Kauri - Witness to a Nation's History by Joanna Orwin. (2004)
"New Zealand's giant native conifer, the kauri, once dominated the northern landscape, looming large in the lives of the country's first inhabitants and the later European settlers. Over the centuries, kauri's high quality timber has yielded war canoes, ships' spars, furniture and houses, and the industries that sprang up around it had a defining impact on early New Zealand society. Today, though the kauri forests are a shadow of their former selves, their legacy lives on in New Zealand's rich cultural inheritance, and the tree still towers over us, commanding respect." (Cover)

Lotto, long-drops and lolly-scrambles : the extra-ordinary anthropology of middle New Zealand by Peter Howland ; photographs by Lucinda Birch. (2004)
"Peter Howland's cheeky and challenging essays focus on the anthropologist's eye on public and private aspects of middle-class life. His chapter titles hint at the content, which ranges from provocative to explosive: Life's a dunny... anthropologically speaking, the rituals of life: out of the shower and into the lolly scramble, the name of the game is lotto. This book is bound to provoke argument, despair occasionally, and insight and delight." (Cover)

Tu by Patricia Grace. (2004)
"Three brothers, a war and secrets. Pita - Little Father, Big Brother - stays at home to look after his family as he has done since he was a small boy. There's Jess and Ani Rose to keep him there, but he decides he has to go to war. Rangi - chatterer, mischievous - is the first to go to war. He has loads of mates and is one of the bravest fighters in the Maori Battalion. He's the go-between for Pita and Tu. Te Hokowhitu-a-Tu - Tuboy, Tu Bear - is the family's hope for the future. First chance he gets he becomes a soldier, and finds there's no place he'd rather be, than with his battalion. Some years later a niece and a nephew come looking for answers. It is time for revelations." (Cover)

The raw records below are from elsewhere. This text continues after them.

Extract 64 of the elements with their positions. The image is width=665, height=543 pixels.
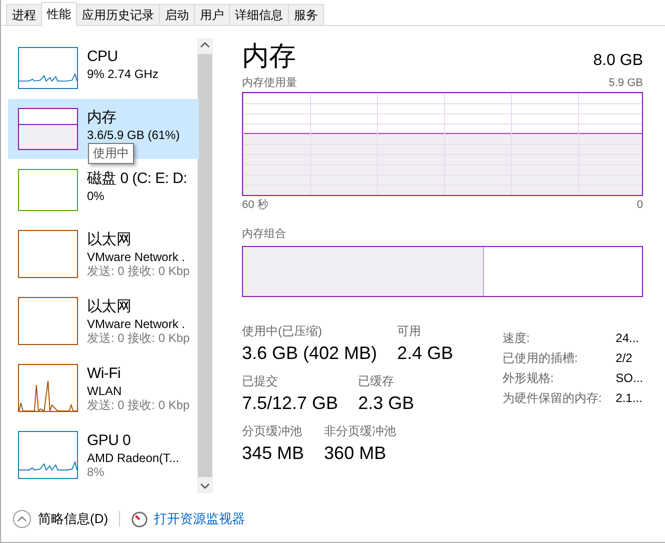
sidebar-item[interactable]: 以太网 VMware Network . 发送: 0 接收: 0 Kbp — [8, 221, 199, 287]
stat-value: 3.6 GB (402 MB) — [242, 342, 378, 365]
scroll-thumb[interactable] — [198, 54, 212, 477]
stat-label: 分页缓冲池 — [242, 423, 303, 440]
panel-title: 内存 — [242, 40, 296, 73]
spec-label: 速度: — [502, 330, 531, 347]
stat-label: 已缓存 — [358, 373, 396, 390]
spec-value: SO... — [616, 370, 643, 387]
item-detail: 发送: 0 接收: 0 Kbp — [87, 398, 190, 412]
item-title: 以太网 — [87, 297, 132, 317]
stat-label: 已提交 — [242, 373, 279, 390]
time-axis-start: 60 秒 — [242, 198, 268, 212]
item-detail: WLAN — [87, 384, 123, 398]
spec-label: 已使用的插槽: — [502, 350, 579, 367]
graph-label: 内存使用量 — [242, 76, 297, 90]
stat-value: 7.5/12.7 GB — [242, 392, 338, 415]
tooltip: 使用中 — [88, 143, 134, 164]
item-detail: VMware Network . — [87, 317, 186, 331]
tab[interactable]: 启动 — [159, 4, 195, 25]
item-detail: 9% 2.74 GHz — [87, 67, 158, 81]
scrollbar[interactable] — [197, 38, 213, 493]
tab[interactable]: 详细信息 — [229, 4, 289, 25]
tab[interactable]: 服务 — [288, 4, 324, 25]
item-detail: VMware Network . — [87, 250, 186, 264]
graph-max: 5.9 GB — [608, 76, 643, 90]
summary-button[interactable]: 简略信息(D) — [38, 510, 108, 528]
stat-value: 345 MB — [242, 442, 304, 465]
sidebar-item[interactable]: GPU 0 AMD Radeon(T... 8% — [8, 422, 199, 488]
item-detail: AMD Radeon(T... — [87, 451, 180, 465]
sidebar-item[interactable]: CPU 9% 2.74 GHz — [8, 38, 199, 98]
time-axis-end: 0 — [636, 198, 643, 212]
stat-label: 非分页缓冲池 — [324, 423, 396, 440]
item-title: CPU — [87, 47, 119, 67]
item-detail: 8% — [87, 465, 106, 479]
spec-label: 外形规格: — [502, 370, 555, 387]
spec-value: 24... — [616, 330, 640, 347]
stat-label: 可用 — [397, 323, 422, 340]
tab[interactable]: 用户 — [194, 4, 230, 25]
item-detail: 发送: 0 接收: 0 Kbp — [87, 331, 190, 345]
item-detail: 0% — [87, 189, 106, 203]
stat-value: 2.4 GB — [397, 342, 454, 365]
item-title: 磁盘 0 (C: E: D: — [87, 169, 187, 189]
item-title: GPU 0 — [87, 431, 132, 451]
item-title: 以太网 — [87, 230, 132, 250]
spec-value: 2/2 — [616, 350, 634, 367]
stat-value: 2.3 GB — [358, 392, 414, 415]
spec-value: 2.1... — [616, 390, 643, 407]
spec-label: 为硬件保留的内存: — [502, 390, 602, 407]
tab[interactable]: 性能 — [41, 2, 77, 26]
tab[interactable]: 应用历史记录 — [76, 4, 160, 25]
stat-value: 360 MB — [324, 442, 388, 465]
collapse-icon[interactable] — [12, 509, 32, 529]
sidebar-item[interactable]: 以太网 VMware Network . 发送: 0 接收: 0 Kbp — [8, 288, 199, 354]
tab[interactable]: 进程 — [6, 4, 42, 25]
item-title: Wi-Fi — [87, 364, 122, 384]
sidebar-item[interactable]: Wi-Fi WLAN 发送: 0 接收: 0 Kbp — [8, 355, 199, 421]
item-detail: 发送: 0 接收: 0 Kbp — [87, 264, 190, 278]
total-memory: 8.0 GB — [593, 52, 643, 70]
resource-monitor-link[interactable]: 打开资源监视器 — [154, 510, 246, 528]
gauge-icon — [131, 510, 148, 528]
composition-label: 内存组合 — [242, 227, 287, 241]
item-detail: 3.6/5.9 GB (61%) — [87, 128, 180, 142]
item-title: 内存 — [87, 108, 118, 128]
stat-label: 使用中(已压缩) — [242, 323, 323, 340]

How to listen to pop music by Nick Bollinger. (2004)
"It's the music that shook the world. 'I don't sound like nobody,' Elvis Presley said in 1954. True. The truck driver from Memphis was about to set off the biggest music cataclysm since Mozart. In this perfectly realised book, Nick Bollinger, New Zealand's favourite rock journalist, tells how the new music changed not only the world, but his own life - and that of the generation to come. From Beatlemania and the long-playing record to Eminem and the iPod, this is an illuminating guide to pop music - and a true memoir of our time." (Cover)

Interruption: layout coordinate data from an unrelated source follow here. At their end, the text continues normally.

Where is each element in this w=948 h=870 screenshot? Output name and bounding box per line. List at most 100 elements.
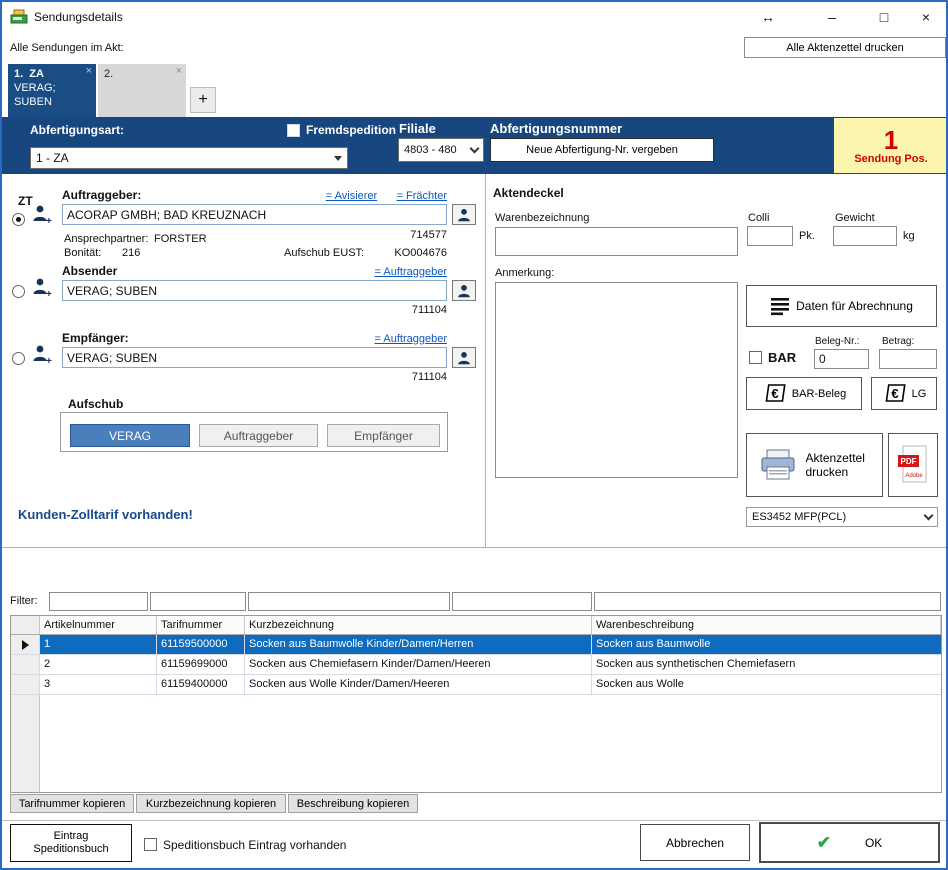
table-row[interactable]: 3 61159400000 Socken aus Wolle Kinder/Da… xyxy=(11,675,941,695)
tab1-close-icon[interactable]: × xyxy=(86,65,92,77)
chevron-down-icon xyxy=(924,510,934,520)
anmerkung-textarea[interactable] xyxy=(495,282,738,478)
window-resize-icon[interactable]: ↔ xyxy=(750,5,786,29)
copy-beschreibung-button[interactable]: Beschreibung kopieren xyxy=(288,794,418,813)
neue-abfertigung-nr-button[interactable]: Neue Abfertigung-Nr. vergeben xyxy=(490,138,714,162)
filter-input-3[interactable] xyxy=(248,592,450,611)
table-header-row: Artikelnummer Tarifnummer Kurzbezeichnun… xyxy=(11,616,941,635)
avisierer-link[interactable]: = Avisierer xyxy=(326,190,377,202)
add-shipment-tab-button[interactable]: + xyxy=(190,87,216,113)
gewicht-input[interactable] xyxy=(833,226,897,246)
filter-input-1[interactable] xyxy=(49,592,148,611)
abfertigungsart-select[interactable]: 1 - ZA xyxy=(30,147,348,169)
empfaenger-auftraggeber-link[interactable]: = Auftraggeber xyxy=(375,333,447,345)
window-close-button[interactable]: × xyxy=(908,5,944,29)
absender-auftraggeber-link[interactable]: = Auftraggeber xyxy=(375,266,447,278)
header-tarifnummer[interactable]: Tarifnummer xyxy=(157,616,245,634)
betrag-input[interactable] xyxy=(879,349,937,369)
dispatch-header-band: Abfertigungsart: Fremdspedition 1 - ZA F… xyxy=(2,117,946,174)
header-warenbeschreibung[interactable]: Warenbeschreibung xyxy=(592,616,941,634)
abfertigungsart-label: Abfertigungsart: xyxy=(30,123,124,137)
beleg-nr-input[interactable] xyxy=(814,349,869,369)
pk-label: Pk. xyxy=(799,230,815,242)
copy-kurzbezeichnung-button[interactable]: Kurzbezeichnung kopieren xyxy=(136,794,286,813)
bar-checkbox[interactable] xyxy=(749,351,762,364)
bar-label: BAR xyxy=(768,350,796,365)
auftraggeber-input[interactable] xyxy=(62,204,447,225)
auftraggeber-radio[interactable] xyxy=(12,213,25,226)
ok-button[interactable]: ✔ OK xyxy=(759,822,940,863)
cell-tarifnummer: 61159699000 xyxy=(157,655,245,675)
filter-input-4[interactable] xyxy=(452,592,592,611)
svg-text:+: + xyxy=(46,216,52,225)
auftraggeber-lookup-button[interactable] xyxy=(452,204,476,225)
cell-artikelnummer: 2 xyxy=(40,655,157,675)
person-icon xyxy=(456,283,472,299)
printer-value: ES3452 MFP(PCL) xyxy=(752,511,846,523)
abfertigungsart-value: 1 - ZA xyxy=(36,151,69,165)
empfaenger-person-add-icon[interactable]: + xyxy=(31,343,53,365)
table-row[interactable]: 2 61159699000 Socken aus Chemiefasern Ki… xyxy=(11,655,941,675)
tab-shipment-1[interactable]: × 1. ZA VERAG; SUBEN xyxy=(8,64,96,117)
absender-person-add-icon[interactable]: + xyxy=(31,276,53,298)
filiale-select[interactable]: 4803 - 480 xyxy=(398,138,484,162)
tab1-label: 1. ZA xyxy=(14,67,90,81)
aufschub-auftraggeber-button[interactable]: Auftraggeber xyxy=(199,424,318,447)
print-all-aktenzettel-button[interactable]: Alle Aktenzettel drucken xyxy=(744,37,946,58)
cell-artikelnummer: 1 xyxy=(40,635,157,655)
filter-input-5[interactable] xyxy=(594,592,941,611)
aktenzettel-drucken-button[interactable]: Aktenzettel drucken xyxy=(746,433,883,497)
empfaenger-input[interactable] xyxy=(62,347,447,368)
pdf-export-button[interactable]: PDF Adobe xyxy=(888,433,938,497)
euro-note-icon: € xyxy=(762,383,786,405)
printer-select[interactable]: ES3452 MFP(PCL) xyxy=(746,507,938,527)
fraechter-link[interactable]: = Frächter xyxy=(397,190,447,202)
cell-warenbeschreibung: Socken aus synthetischen Chemiefasern xyxy=(592,655,941,675)
kg-label: kg xyxy=(903,230,915,242)
person-icon xyxy=(456,350,472,366)
fremdspedition-label: Fremdspedition xyxy=(306,123,396,137)
filter-input-2[interactable] xyxy=(150,592,246,611)
absender-input[interactable] xyxy=(62,280,447,301)
copy-tarifnummer-button[interactable]: Tarifnummer kopieren xyxy=(10,794,134,813)
aufschub-verag-button[interactable]: VERAG xyxy=(70,424,190,447)
cell-warenbeschreibung: Socken aus Wolle xyxy=(592,675,941,695)
chevron-down-icon xyxy=(470,143,480,153)
filiale-label: Filiale xyxy=(399,121,436,136)
selector-header xyxy=(11,616,40,634)
daten-fuer-abrechnung-label: Daten für Abrechnung xyxy=(796,299,913,313)
speditionsbuch-checkbox[interactable] xyxy=(144,838,157,851)
svg-text:Adobe: Adobe xyxy=(905,473,923,479)
cell-kurzbezeichnung: Socken aus Wolle Kinder/Damen/Heeren xyxy=(245,675,592,695)
tab2-close-icon[interactable]: × xyxy=(176,65,182,77)
svg-text:+: + xyxy=(46,356,52,365)
bar-beleg-button[interactable]: € BAR-Beleg xyxy=(746,377,862,410)
aufschub-empfaenger-button[interactable]: Empfänger xyxy=(327,424,440,447)
header-artikelnummer[interactable]: Artikelnummer xyxy=(40,616,157,634)
current-row-arrow-icon xyxy=(22,640,29,650)
header-kurzbezeichnung[interactable]: Kurzbezeichnung xyxy=(245,616,592,634)
daten-fuer-abrechnung-button[interactable]: Daten für Abrechnung xyxy=(746,285,937,327)
ok-label: OK xyxy=(865,836,882,850)
warenbezeichnung-label: Warenbezeichnung xyxy=(495,212,589,224)
row-selector-cell xyxy=(11,655,40,675)
empfaenger-lookup-button[interactable] xyxy=(452,347,476,368)
eintrag-speditionsbuch-button[interactable]: Eintrag Speditionsbuch xyxy=(10,824,132,862)
fremdspedition-checkbox[interactable] xyxy=(287,124,300,137)
printer-icon xyxy=(758,448,798,482)
empfaenger-radio[interactable] xyxy=(12,352,25,365)
warenbezeichnung-input[interactable] xyxy=(495,227,738,256)
window-maximize-button[interactable]: □ xyxy=(866,5,902,29)
aufschub-group-label: Aufschub xyxy=(68,397,123,411)
absender-number: 711104 xyxy=(62,304,447,316)
table-row[interactable]: 1 61159500000 Socken aus Baumwolle Kinde… xyxy=(11,635,941,655)
auftraggeber-person-add-icon[interactable]: + xyxy=(31,203,53,225)
person-icon xyxy=(456,207,472,223)
absender-lookup-button[interactable] xyxy=(452,280,476,301)
tab-shipment-2[interactable]: × 2. xyxy=(98,64,186,117)
lg-button[interactable]: € LG xyxy=(871,377,937,410)
abbrechen-button[interactable]: Abbrechen xyxy=(640,824,750,861)
absender-radio[interactable] xyxy=(12,285,25,298)
colli-input[interactable] xyxy=(747,226,793,246)
window-minimize-button[interactable]: – xyxy=(814,5,850,29)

The New Zealand Genealogist's family historian edited by Richard Stedman. (2004)
"This is a unique collection of essays by New Zealanders who share an interest in family history research and who have contributed to a volume as rich in diversity as the developing nation itself. You will meet the Maori warrior who fought for his country as a member of the 28 Maori Battalion and who made a major contribution to the welfare of his community; the dairymaid, whose skill as a cheese-maker became a cornerstone of the development of New Zealand's dairy industry; and the Chinese community of the West Coast whose meticulous miners found gold when others had given up." (Cover)
For Wellingtonians, 'Henry Mitchell of Mitchelltown' is an interesting read.